US Military deploys airships to protect US cities from cruise missile threats
New airships are part of a new early warning detection system against threats
PUBLISHED : Thursday, 18 December, 2014, 9:58pm
UPDATED : Thursday, 18 December, 2014, 9:58pm
Associated Press in Middle River, United States
US personnel inflated the aerostat with helium.
The US Army has showed off an airship that is designed to help the military detect and destroy cruise missiles speeding toward the nation's capital or other major east coast cities.
The radar-toting vehicle will be launched next week as part of a three-year test of the system at Aberdeen Proving Ground, northeast of Baltimore.
When fully deployed next spring, the system will feature two, unmanned, helium-filled aerostats, tethered to concrete pads 6.5 km apart. They'll float at an altitude of 3,000 metres, about one-third as high as a commercial airliner's cruising altitude.
One balloon will continuously scan in a circle from upstate New York to North Carolina's Outer Banks, and as far west as central Ohio. The other will carry precision radar to help the military on the ground to pinpoint targets.
The aerostats won't carry weapons, military officials said. Enemy missiles would be destroyed by air, ground or ship-based weapons.
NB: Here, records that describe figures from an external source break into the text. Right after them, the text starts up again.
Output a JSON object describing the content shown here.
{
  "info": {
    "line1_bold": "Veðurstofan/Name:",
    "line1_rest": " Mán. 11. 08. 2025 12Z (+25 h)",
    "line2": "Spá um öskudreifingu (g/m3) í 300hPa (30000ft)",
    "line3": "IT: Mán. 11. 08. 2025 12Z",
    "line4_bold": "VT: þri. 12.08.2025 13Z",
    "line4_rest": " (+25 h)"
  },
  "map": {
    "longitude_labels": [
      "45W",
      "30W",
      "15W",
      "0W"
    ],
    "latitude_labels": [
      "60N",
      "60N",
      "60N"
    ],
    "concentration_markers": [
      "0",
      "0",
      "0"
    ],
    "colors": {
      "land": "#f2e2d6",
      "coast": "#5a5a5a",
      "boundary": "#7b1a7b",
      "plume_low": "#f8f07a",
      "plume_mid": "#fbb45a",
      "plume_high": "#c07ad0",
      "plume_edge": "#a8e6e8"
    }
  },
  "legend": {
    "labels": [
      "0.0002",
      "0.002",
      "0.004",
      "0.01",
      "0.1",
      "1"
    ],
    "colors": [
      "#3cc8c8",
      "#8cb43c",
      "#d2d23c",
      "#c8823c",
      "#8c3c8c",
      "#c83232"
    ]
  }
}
The system is called JLENS, short for Joint Land Attack Cruise Missile Defence Elevated Netted Sensor System.
"We can defeat cruise missiles but we have limited capability to detect. And so, with an elevated sensor, such as JLENS, and the ability to look out over the horizon, now we have the ability to detect and to enable our systems to defeat cruise missiles," said Major General Glen Bramhall, commander of the 263rd Army Air and Missile Defence.
The project, built by Raytheon of Waltham, Massachusetts, and TCOM L.P. of Columbia, Maryland, has cost the US government about US$2.8 billion so far. Congress approved another US$43.3 million last week for the first year of the test.
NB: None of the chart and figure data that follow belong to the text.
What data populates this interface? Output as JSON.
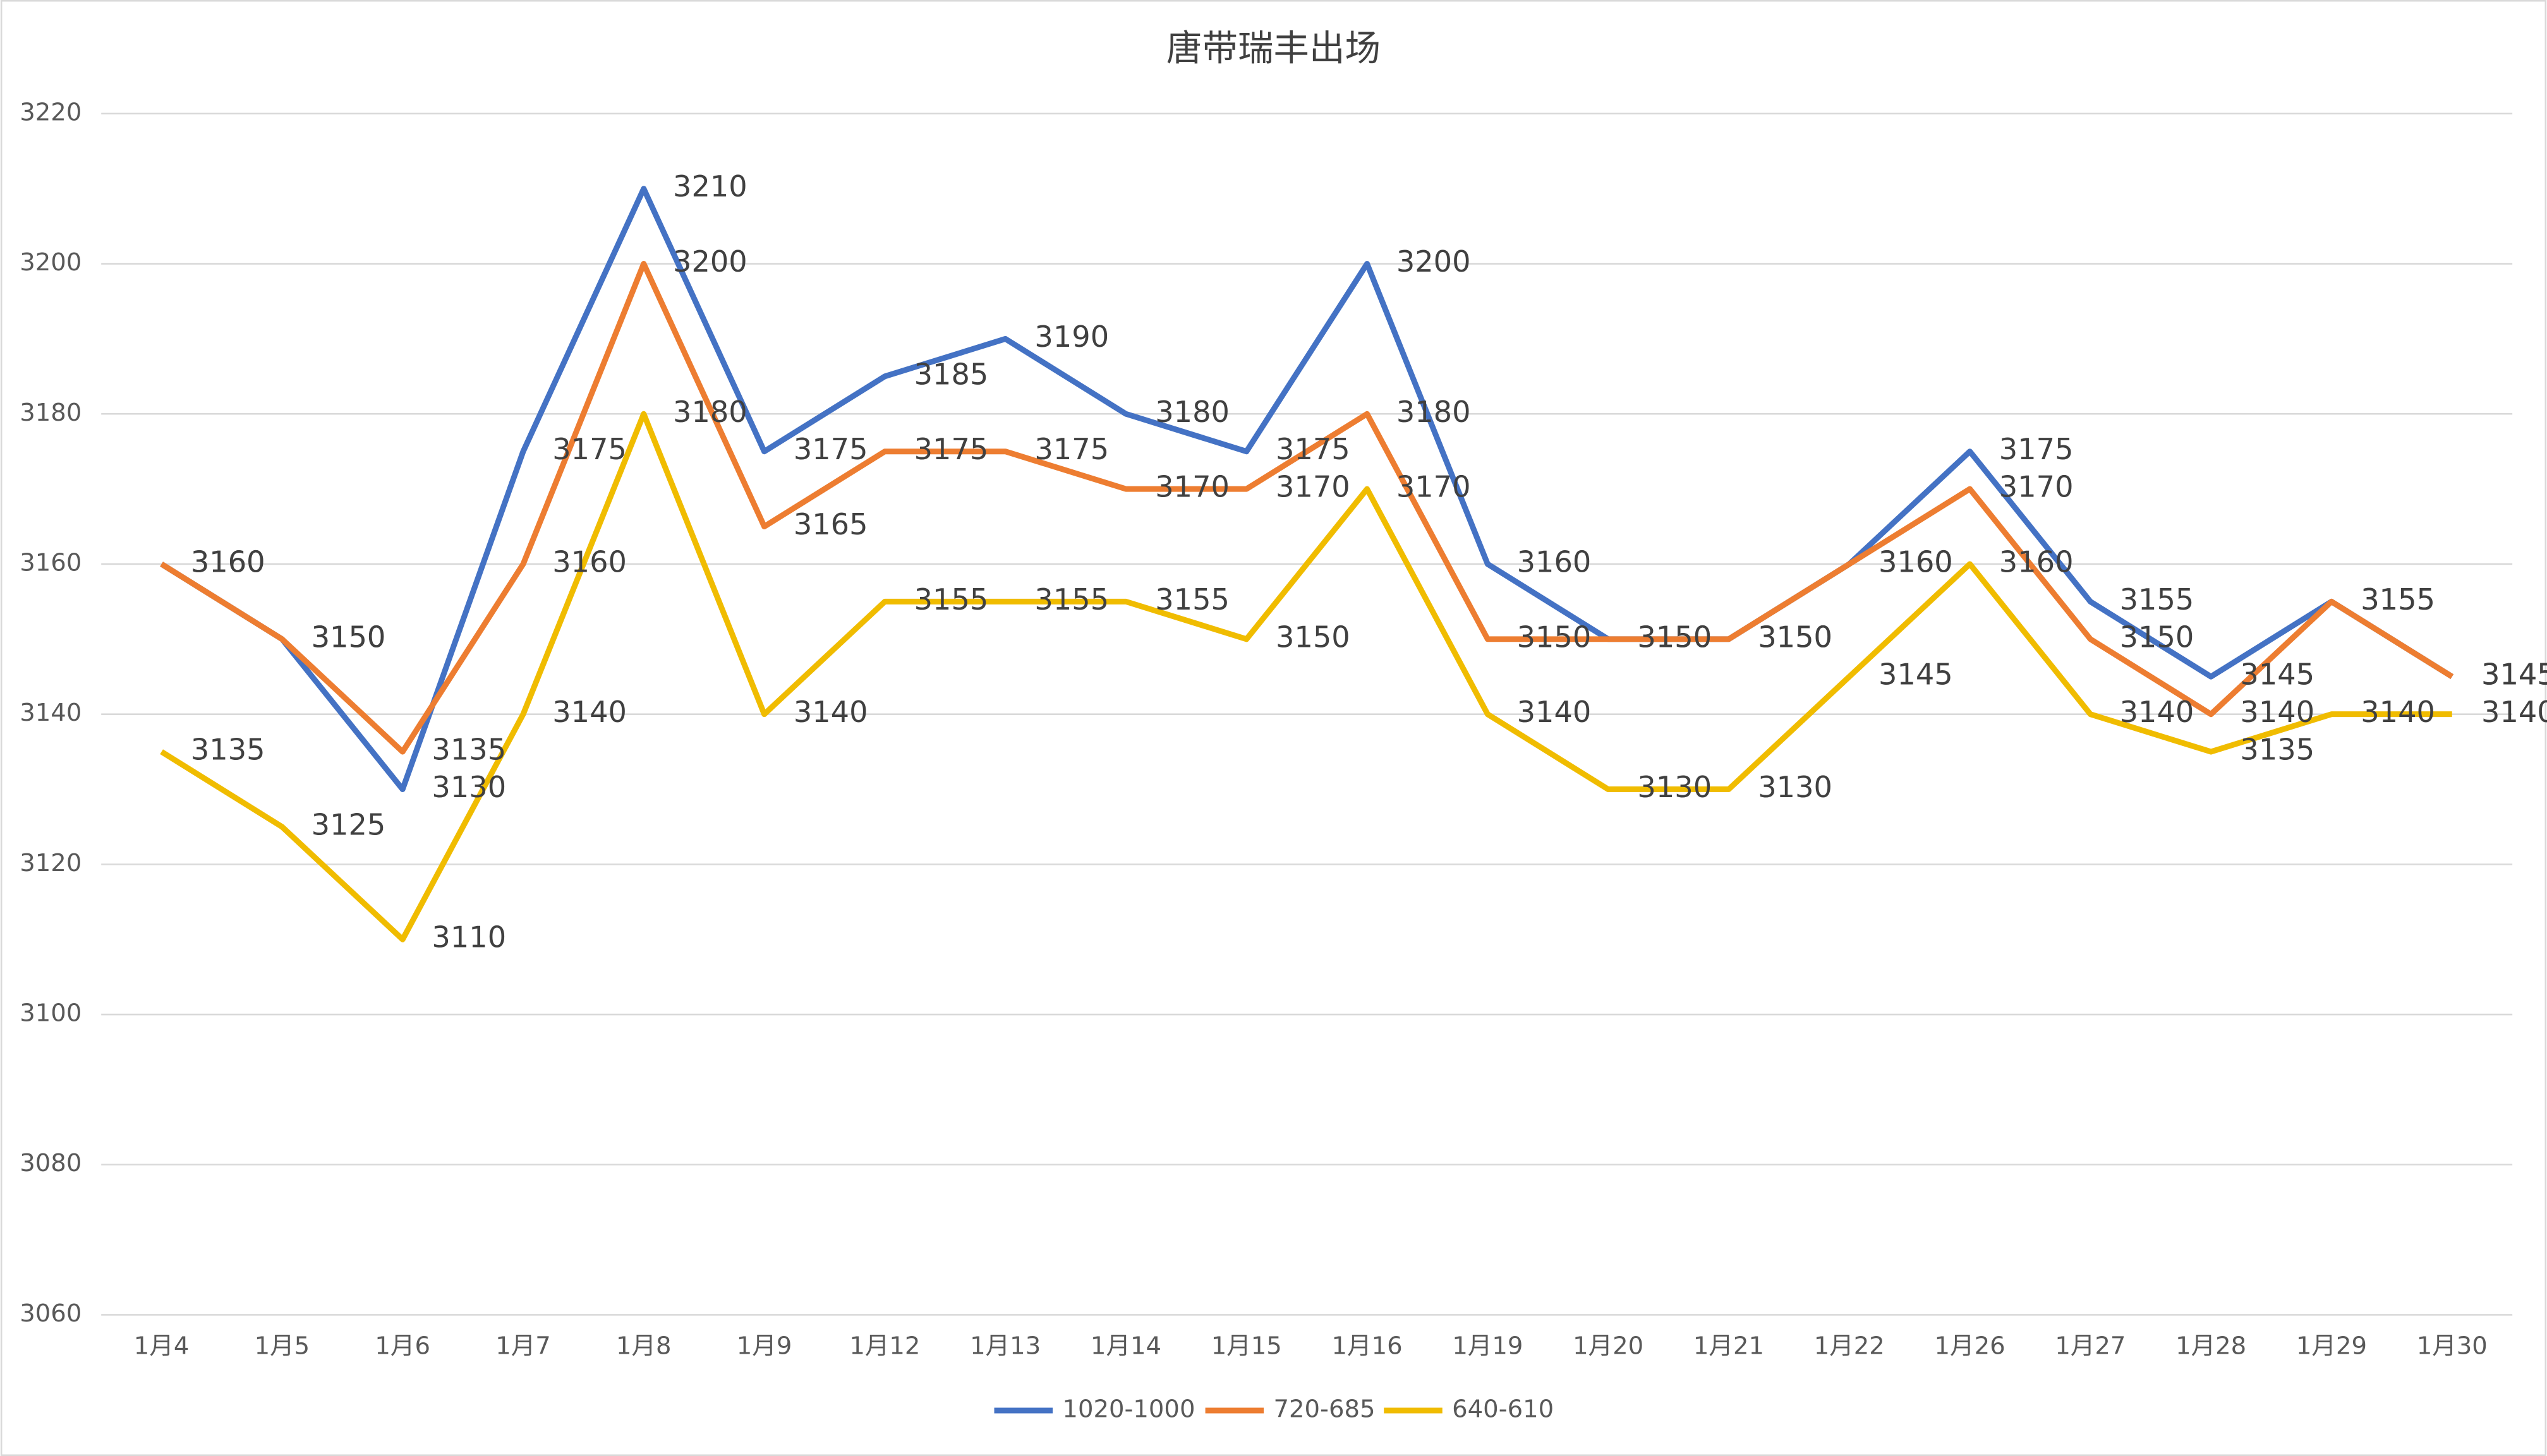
{
  "chart_data": {
    "type": "line",
    "title": "唐带瑞丰出场",
    "categories": [
      "1月4",
      "1月5",
      "1月6",
      "1月7",
      "1月8",
      "1月9",
      "1月12",
      "1月13",
      "1月14",
      "1月15",
      "1月16",
      "1月19",
      "1月20",
      "1月21",
      "1月22",
      "1月26",
      "1月27",
      "1月28",
      "1月29",
      "1月30"
    ],
    "series": [
      {
        "name": "1020-1000",
        "color": "#4472c4",
        "values": [
          3160,
          3150,
          3130,
          3175,
          3210,
          3175,
          3185,
          3190,
          3180,
          3175,
          3200,
          3160,
          3150,
          3150,
          3160,
          3175,
          3155,
          3145,
          3155,
          3145
        ]
      },
      {
        "name": "720-685",
        "color": "#ed7d31",
        "values": [
          3160,
          3150,
          3135,
          3160,
          3200,
          3165,
          3175,
          3175,
          3170,
          3170,
          3180,
          3150,
          3150,
          3150,
          3160,
          3170,
          3150,
          3140,
          3155,
          3145
        ]
      },
      {
        "name": "640-610",
        "color": "#f0bc00",
        "values": [
          3135,
          3125,
          3110,
          3140,
          3180,
          3140,
          3155,
          3155,
          3155,
          3150,
          3170,
          3140,
          3130,
          3130,
          3145,
          3160,
          3140,
          3135,
          3140,
          3140
        ]
      }
    ],
    "ylim": [
      3060,
      3220
    ],
    "yticks": [
      3060,
      3080,
      3100,
      3120,
      3140,
      3160,
      3180,
      3200,
      3220
    ],
    "grid": true,
    "legend": "bottom"
  }
}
Proponents say JLENS will save money in the long run by reducing the need for surveillance by conventional aircraft.
"The analysis we've done says it's about five to seven times less than operating a fleet of aircraft to cover the same area over the same time period," said Douglas Burgess, Raytheon's JLENS programme director.
The white balloons that were displayed on Wednesday are each 73 metres long and are part of a new wave of lighter-than-air surveillance equipment. The US government also has deployed tethered airships near the Mexican border, in Iraq and Afghanistan and in the Caribbean to combat drug smuggling.
The airships at Aberdeen will be the first of their type near a major east coast city.
The military said the balloons won't carry cameras but David Rocah of the American Civil Liberties Union in Maryland said privacy advocates were leery of the airships' ability to constantly monitor moving objects, including cars on the ground.
Bramhall said the radar can't identify individuals or record cellphone conversations.
"The mission is not to spy on US citizens. It is not designed for that," he said.